Idiot's Guide to installing ht://dig on Win32.

Jim Kerslake
York, England
jimkerslake@totalise.co.uk


Introduction:

Having gone through the pain of getting ht://dig to work under Windows, I wanted to pull together the various tips and tricks, which are currently lying scattered around the FAQs and support lists, into this brief guide.

I gratefully acknowledge all sources of information from which this guide has been condensed. These earlier contributors may be found by persistent searching of the htdig.org and cygwin sites - my intention is to collate the work of numerous others, not to ride over the top of them.

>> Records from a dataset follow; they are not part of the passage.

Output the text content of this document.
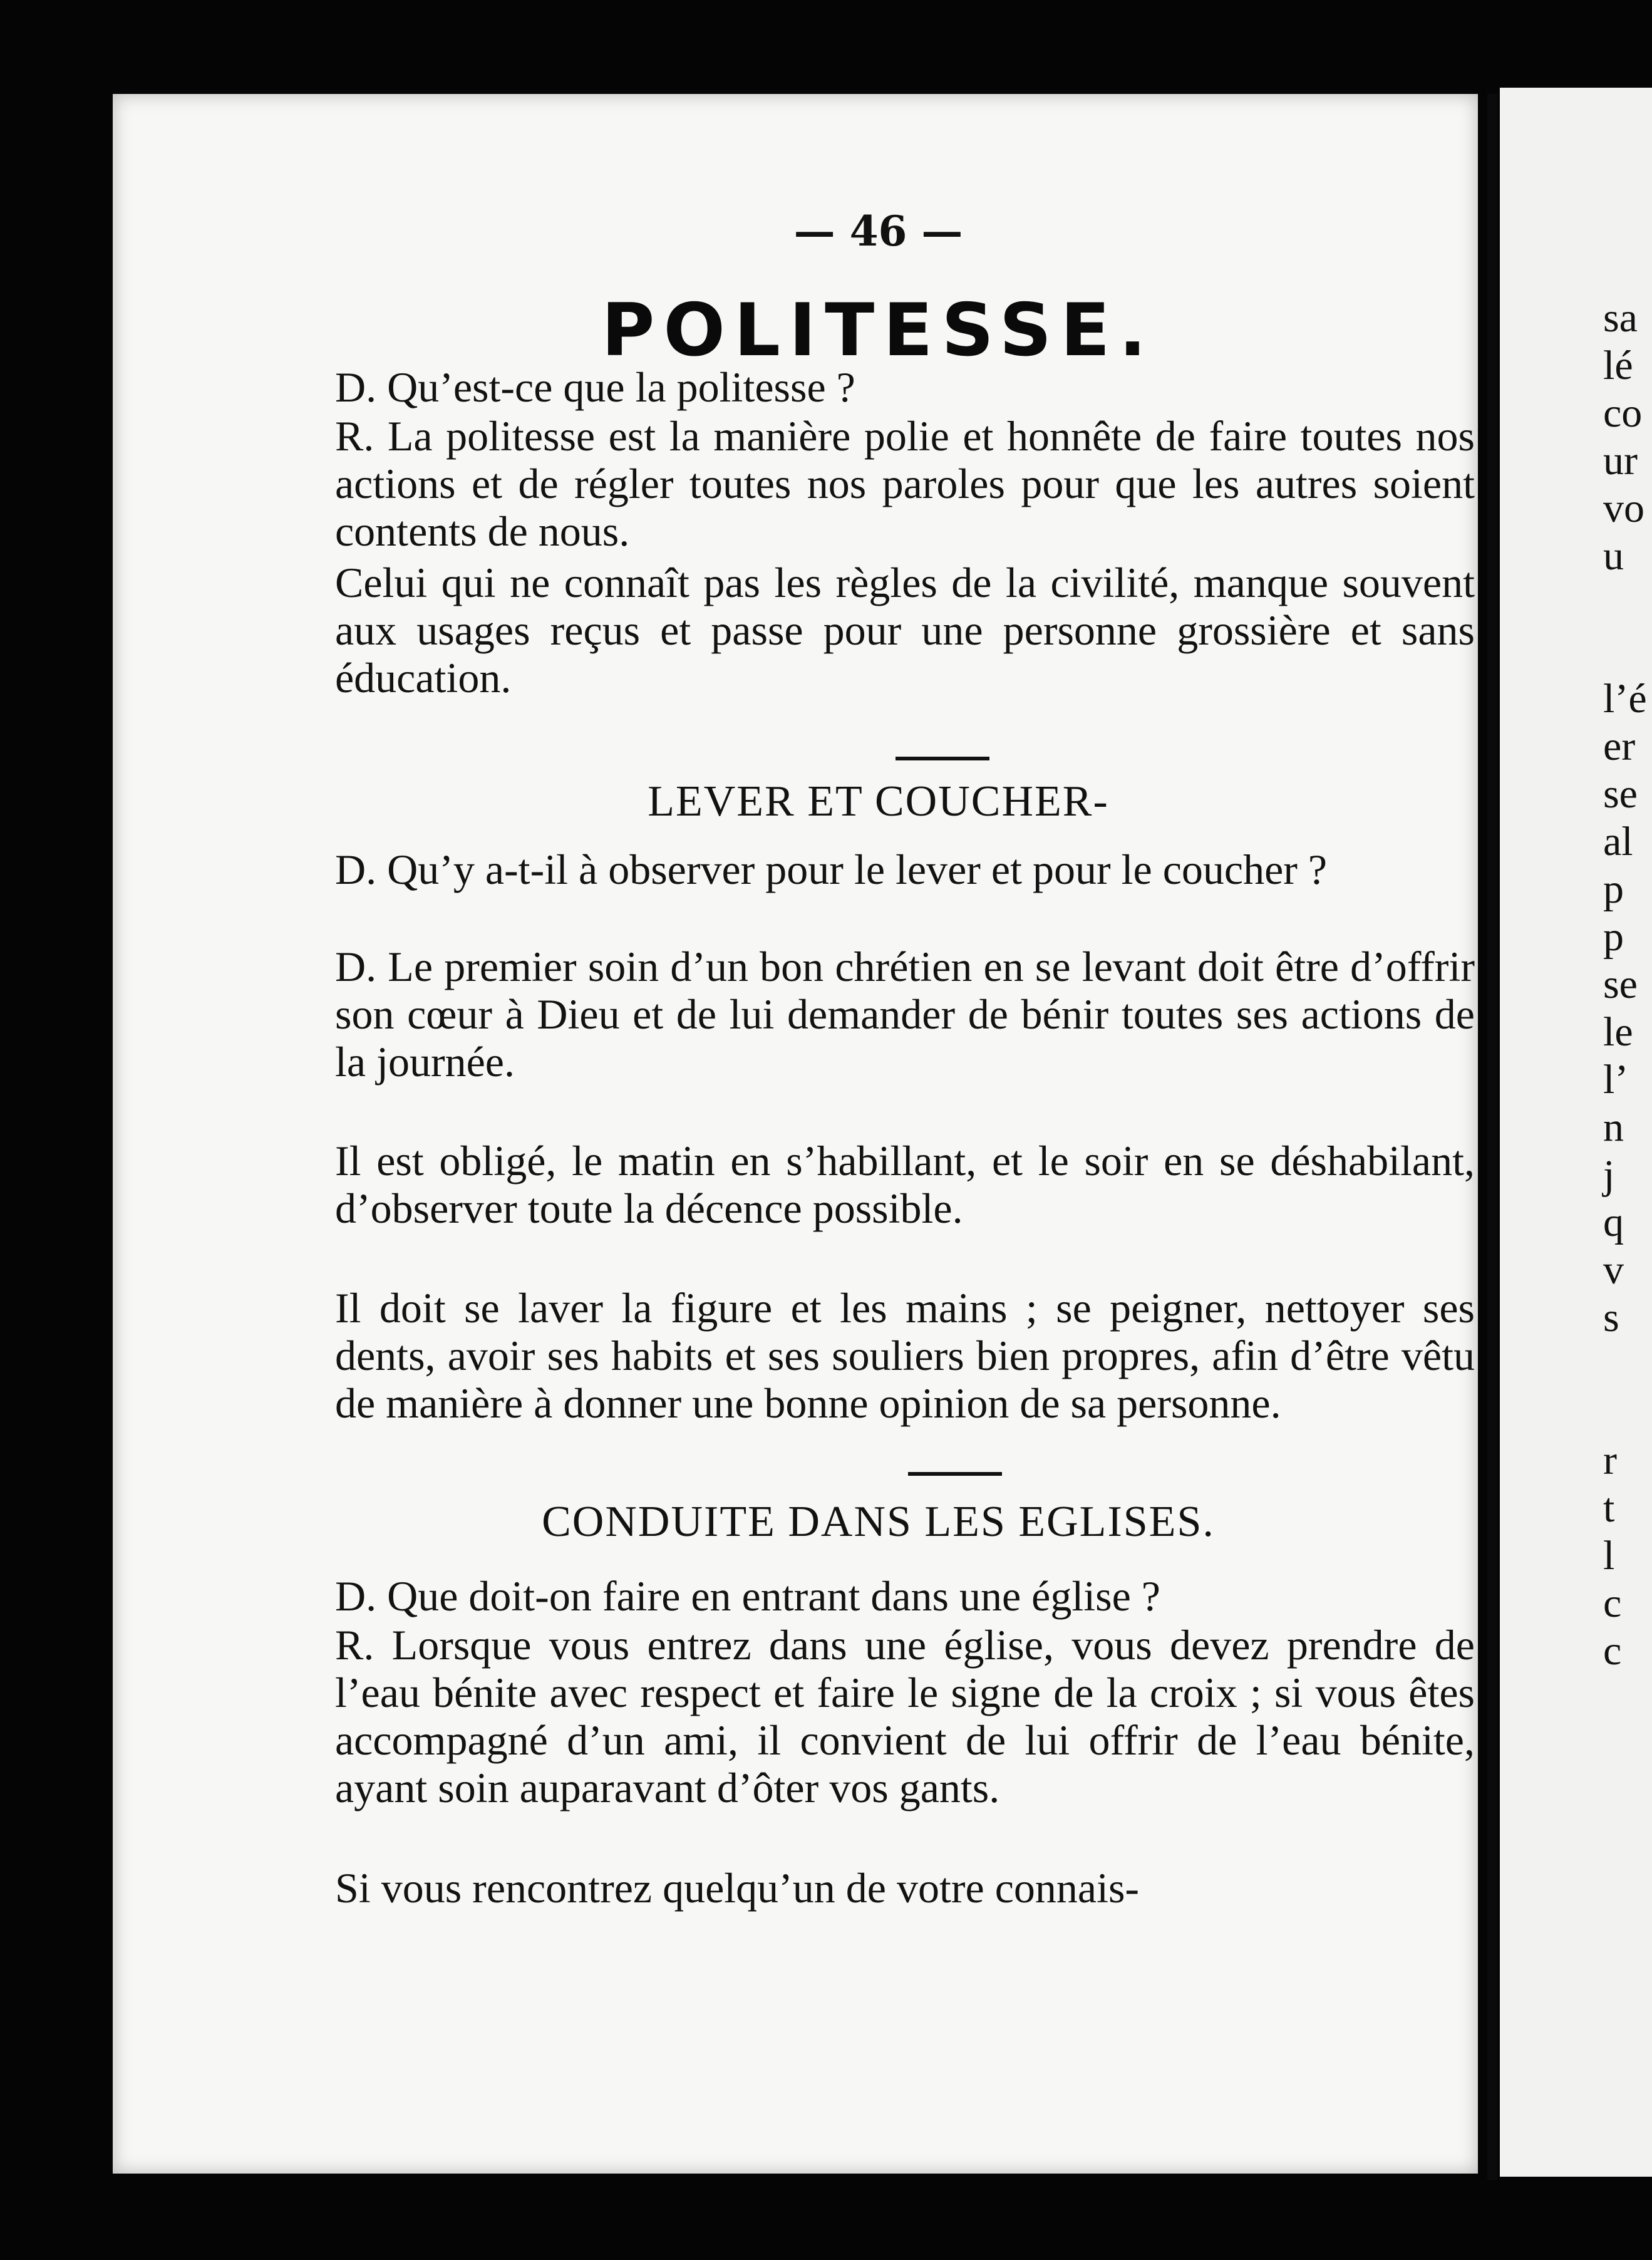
— 46 —
POLITESSE.
D. Qu’est-ce que la politesse ?
R. La politesse est la manière polie et honnête de faire toutes nos actions et de régler toutes nos paroles pour que les autres soient contents de nous.
Celui qui ne connaît pas les règles de la civilité, manque souvent aux usages reçus et passe pour une personne grossière et sans éducation.
LEVER ET COUCHER-
D. Qu’y a-t-il à observer pour le lever et pour le coucher ?
D. Le premier soin d’un bon chrétien en se levant doit être d’offrir son cœur à Dieu et de lui demander de bénir toutes ses actions de la journée.
Il est obligé, le matin en s’habillant, et le soir en se déshabilant, d’observer toute la décence possible.
Il doit se laver la figure et les mains ; se peigner, nettoyer ses dents, avoir ses habits et ses souliers bien propres, afin d’être vêtu de manière à donner une bonne opinion de sa personne.
CONDUITE DANS LES EGLISES.
D. Que doit-on faire en entrant dans une église ?
R. Lorsque vous entrez dans une église, vous devez prendre de l’eau bénite avec respect et faire le signe de la croix ; si vous êtes accompagné d’un ami, il convient de lui offrir de l’eau bénite, ayant soin auparavant d’ôter vos gants.
Si vous rencontrez quelqu’un de votre connais-
sa
lé
co
ur
vo
u
l’é
er
se
al
p
p
se
le
l’
n
j
q
v
s
r
t
l
c
c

It seems only fair to make some contribution, considering that the ht://dig project provides such an excellent search tool which has helped me out a lot.

This guide pre-supposes that:
(i) you have some familiarity with how ht://dig works in UNIX/Linux systems
(ii) you haven't much of a clue about how Windows / IIS servers work
(iii) you are enough of an obsessive lunatic to want to try this in the first place

So - that covers pretty much all of us, then ;-)


Overview:

I have now managed to get ht://dig v.3.1.5 to work on three Win32 systems:
1.- A Windows 98 PC running PWS (Microsoft Personal Web Server) - Pentium 75 with 32 Mb RAM
2.- A Windows NT 4 Workstation - PII 450, 64Mb RAM
3.- A Windows NT 4 Server running IIS - unsure of its precise specifications because it isn't mine!

I got three different sets of behaviours and error messages from the three different systems…
No.1 was the easiest by far.
No.2 was fairly easy up to a point, but not 100% successful.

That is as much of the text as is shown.